This question seems super easy but I just can't figure it out.
I have the following dataframe:
watched_df = pd.DataFrame([['Love Death Robots', '2016-01-29 14:04:22', 'Anna'],
['James Bond', '2016-02-29 14:04:22', 'Anna'],
['Lord of the Rings', '2016-09-29 14:04:22', 'BoB'],
['The Hobbit', '2016-10-29 14:04:22', 'Anna'],
['Beauty and the Beast', '2016-06-29 14:04:22', 'BoB']],
columns=['Title', 'Date', 'Profile_Name'])
watched_df.head()
For each user I want to know what is the 'Title' of the first movie the 'Profile_Name' has watched and on what 'date' it was.
So the wanted result is:
wanted_df = pd.DataFrame([['Love Death Robots', '2016-01-29 14:04:22', 'Anna'],
['Beauty and the Beast', '2016-06-29 14:04:22', 'BoB']],
columns=['Title', 'Date', 'Profile_Name'])
wanted_df.head()
I managed to get a dataframe that is indexed by the 'Profile_Name' and the respective oldest dates.
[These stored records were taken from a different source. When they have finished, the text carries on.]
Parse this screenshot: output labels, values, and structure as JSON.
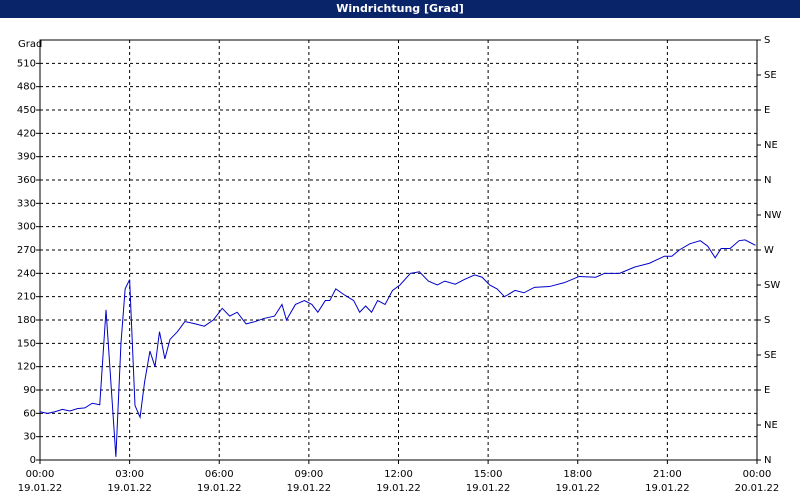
{
  "window_title": "Windrichtung [Grad]",
  "chart_data": {
    "type": "line",
    "ylabel": "Grad",
    "x": [
      0,
      0.25,
      0.5,
      0.75,
      1.0,
      1.25,
      1.5,
      1.75,
      2.0,
      2.21,
      2.54,
      2.71,
      2.85,
      3.0,
      3.18,
      3.35,
      3.5,
      3.68,
      3.85,
      4.0,
      4.18,
      4.35,
      4.6,
      4.85,
      5.2,
      5.5,
      5.8,
      6.1,
      6.35,
      6.6,
      6.9,
      7.2,
      7.5,
      7.85,
      8.1,
      8.25,
      8.55,
      8.85,
      9.1,
      9.3,
      9.55,
      9.7,
      9.9,
      10.2,
      10.5,
      10.7,
      10.9,
      11.1,
      11.3,
      11.55,
      11.8,
      12.05,
      12.4,
      12.7,
      13.0,
      13.3,
      13.55,
      13.9,
      14.2,
      14.55,
      14.8,
      15.05,
      15.3,
      15.55,
      15.9,
      16.2,
      16.55,
      17.05,
      17.55,
      18.05,
      18.6,
      18.9,
      19.4,
      19.9,
      20.4,
      20.9,
      21.15,
      21.4,
      21.75,
      22.1,
      22.35,
      22.6,
      22.8,
      23.1,
      23.4,
      23.6,
      23.95
    ],
    "series": [
      {
        "color": "#0000cc",
        "values": [
          62,
          60,
          62,
          65,
          63,
          66,
          67,
          73,
          71,
          193,
          4,
          150,
          220,
          232,
          70,
          55,
          100,
          140,
          120,
          165,
          130,
          155,
          165,
          178,
          175,
          172,
          180,
          195,
          185,
          190,
          175,
          178,
          182,
          185,
          200,
          180,
          200,
          205,
          200,
          190,
          205,
          205,
          220,
          212,
          205,
          190,
          198,
          190,
          205,
          200,
          218,
          225,
          240,
          242,
          230,
          225,
          230,
          226,
          232,
          238,
          235,
          225,
          220,
          210,
          218,
          215,
          222,
          223,
          228,
          236,
          235,
          240,
          240,
          248,
          253,
          262,
          262,
          270,
          278,
          282,
          275,
          260,
          272,
          272,
          282,
          283,
          276
        ]
      }
    ],
    "xlim": [
      0,
      24
    ],
    "xticks": [
      {
        "value": 0,
        "label": "00:00 19.01.22"
      },
      {
        "value": 3,
        "label": "03:00 19.01.22"
      },
      {
        "value": 6,
        "label": "06:00 19.01.22"
      },
      {
        "value": 9,
        "label": "09:00 19.01.22"
      },
      {
        "value": 12,
        "label": "12:00 19.01.22"
      },
      {
        "value": 15,
        "label": "15:00 19.01.22"
      },
      {
        "value": 18,
        "label": "18:00 19.01.22"
      },
      {
        "value": 21,
        "label": "21:00 19.01.22"
      },
      {
        "value": 24,
        "label": "00:00 20.01.22"
      }
    ],
    "ylim": [
      0,
      540
    ],
    "yticks": [
      0,
      30,
      60,
      90,
      120,
      150,
      180,
      210,
      240,
      270,
      300,
      330,
      360,
      390,
      420,
      450,
      480,
      510
    ],
    "y2lim": [
      0,
      540
    ],
    "y2ticks": [
      {
        "value": 0,
        "label": "N"
      },
      {
        "value": 45,
        "label": "NE"
      },
      {
        "value": 90,
        "label": "E"
      },
      {
        "value": 135,
        "label": "SE"
      },
      {
        "value": 180,
        "label": "S"
      },
      {
        "value": 225,
        "label": "SW"
      },
      {
        "value": 270,
        "label": "W"
      },
      {
        "value": 315,
        "label": "NW"
      },
      {
        "value": 360,
        "label": "N"
      },
      {
        "value": 405,
        "label": "NE"
      },
      {
        "value": 450,
        "label": "E"
      },
      {
        "value": 495,
        "label": "SE"
      },
      {
        "value": 540,
        "label": "S"
      }
    ],
    "grid": true
  }
}
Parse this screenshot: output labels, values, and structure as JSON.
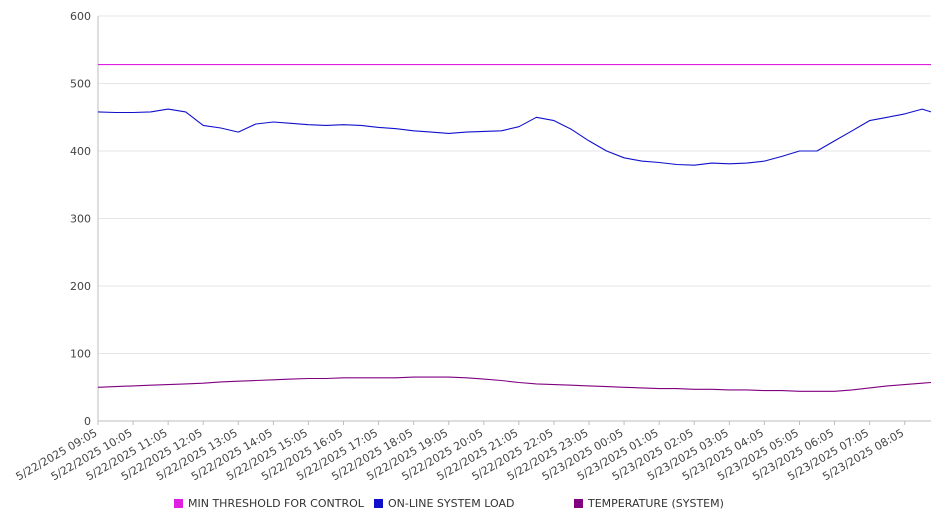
{
  "chart_data": {
    "type": "line",
    "title": "",
    "xlabel": "",
    "ylabel": "",
    "ylim": [
      0,
      600
    ],
    "yticks": [
      0,
      100,
      200,
      300,
      400,
      500,
      600
    ],
    "grid": true,
    "legend_position": "bottom",
    "x_tick_labels": [
      "5/22/2025 09:05",
      "5/22/2025 10:05",
      "5/22/2025 11:05",
      "5/22/2025 12:05",
      "5/22/2025 13:05",
      "5/22/2025 14:05",
      "5/22/2025 15:05",
      "5/22/2025 16:05",
      "5/22/2025 17:05",
      "5/22/2025 18:05",
      "5/22/2025 19:05",
      "5/22/2025 20:05",
      "5/22/2025 21:05",
      "5/22/2025 22:05",
      "5/22/2025 23:05",
      "5/23/2025 00:05",
      "5/23/2025 01:05",
      "5/23/2025 02:05",
      "5/23/2025 03:05",
      "5/23/2025 04:05",
      "5/23/2025 05:05",
      "5/23/2025 06:05",
      "5/23/2025 07:05",
      "5/23/2025 08:05"
    ],
    "x": [
      "5/22/2025 09:05",
      "5/22/2025 09:35",
      "5/22/2025 10:05",
      "5/22/2025 10:35",
      "5/22/2025 11:05",
      "5/22/2025 11:35",
      "5/22/2025 12:05",
      "5/22/2025 12:35",
      "5/22/2025 13:05",
      "5/22/2025 13:35",
      "5/22/2025 14:05",
      "5/22/2025 14:35",
      "5/22/2025 15:05",
      "5/22/2025 15:35",
      "5/22/2025 16:05",
      "5/22/2025 16:35",
      "5/22/2025 17:05",
      "5/22/2025 17:35",
      "5/22/2025 18:05",
      "5/22/2025 18:35",
      "5/22/2025 19:05",
      "5/22/2025 19:35",
      "5/22/2025 20:05",
      "5/22/2025 20:35",
      "5/22/2025 21:05",
      "5/22/2025 21:35",
      "5/22/2025 22:05",
      "5/22/2025 22:35",
      "5/22/2025 23:05",
      "5/22/2025 23:35",
      "5/23/2025 00:05",
      "5/23/2025 00:35",
      "5/23/2025 01:05",
      "5/23/2025 01:35",
      "5/23/2025 02:05",
      "5/23/2025 02:35",
      "5/23/2025 03:05",
      "5/23/2025 03:35",
      "5/23/2025 04:05",
      "5/23/2025 04:35",
      "5/23/2025 05:05",
      "5/23/2025 05:35",
      "5/23/2025 06:05",
      "5/23/2025 06:35",
      "5/23/2025 07:05",
      "5/23/2025 07:35",
      "5/23/2025 08:05",
      "5/23/2025 08:35",
      "5/23/2025 08:50"
    ],
    "series": [
      {
        "name": "MIN THRESHOLD FOR CONTROL",
        "color": "#e020e0",
        "values": [
          528,
          528,
          528,
          528,
          528,
          528,
          528,
          528,
          528,
          528,
          528,
          528,
          528,
          528,
          528,
          528,
          528,
          528,
          528,
          528,
          528,
          528,
          528,
          528,
          528,
          528,
          528,
          528,
          528,
          528,
          528,
          528,
          528,
          528,
          528,
          528,
          528,
          528,
          528,
          528,
          528,
          528,
          528,
          528,
          528,
          528,
          528,
          528,
          528
        ]
      },
      {
        "name": "ON-LINE SYSTEM LOAD",
        "color": "#1010cc",
        "values": [
          458,
          457,
          457,
          458,
          462,
          458,
          438,
          434,
          428,
          440,
          443,
          441,
          439,
          438,
          439,
          438,
          435,
          433,
          430,
          428,
          426,
          428,
          429,
          430,
          436,
          450,
          445,
          432,
          415,
          400,
          390,
          385,
          383,
          380,
          379,
          382,
          381,
          382,
          385,
          392,
          400,
          400,
          415,
          430,
          445,
          450,
          455,
          462,
          458
        ]
      },
      {
        "name": "TEMPERATURE (SYSTEM)",
        "color": "#800080",
        "values": [
          50,
          51,
          52,
          53,
          54,
          55,
          56,
          58,
          59,
          60,
          61,
          62,
          63,
          63,
          64,
          64,
          64,
          64,
          65,
          65,
          65,
          64,
          62,
          60,
          57,
          55,
          54,
          53,
          52,
          51,
          50,
          49,
          48,
          48,
          47,
          47,
          46,
          46,
          45,
          45,
          44,
          44,
          44,
          46,
          49,
          52,
          54,
          56,
          57
        ]
      }
    ]
  }
}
But I cannot manage to add the 'Title' to the dataframe
CodePudding user response:
First you need to change the data type of "Date" to datetime:
watched_df['Date'] = pd.to_datetime(watched_df['Date'])
Then you just need to sort by date first and remove duplicates by keeping it the first row:
watched_df.sort_values('Date').drop_duplicates(['Profile_Name'], keep='first')
This should give the result you are looking for.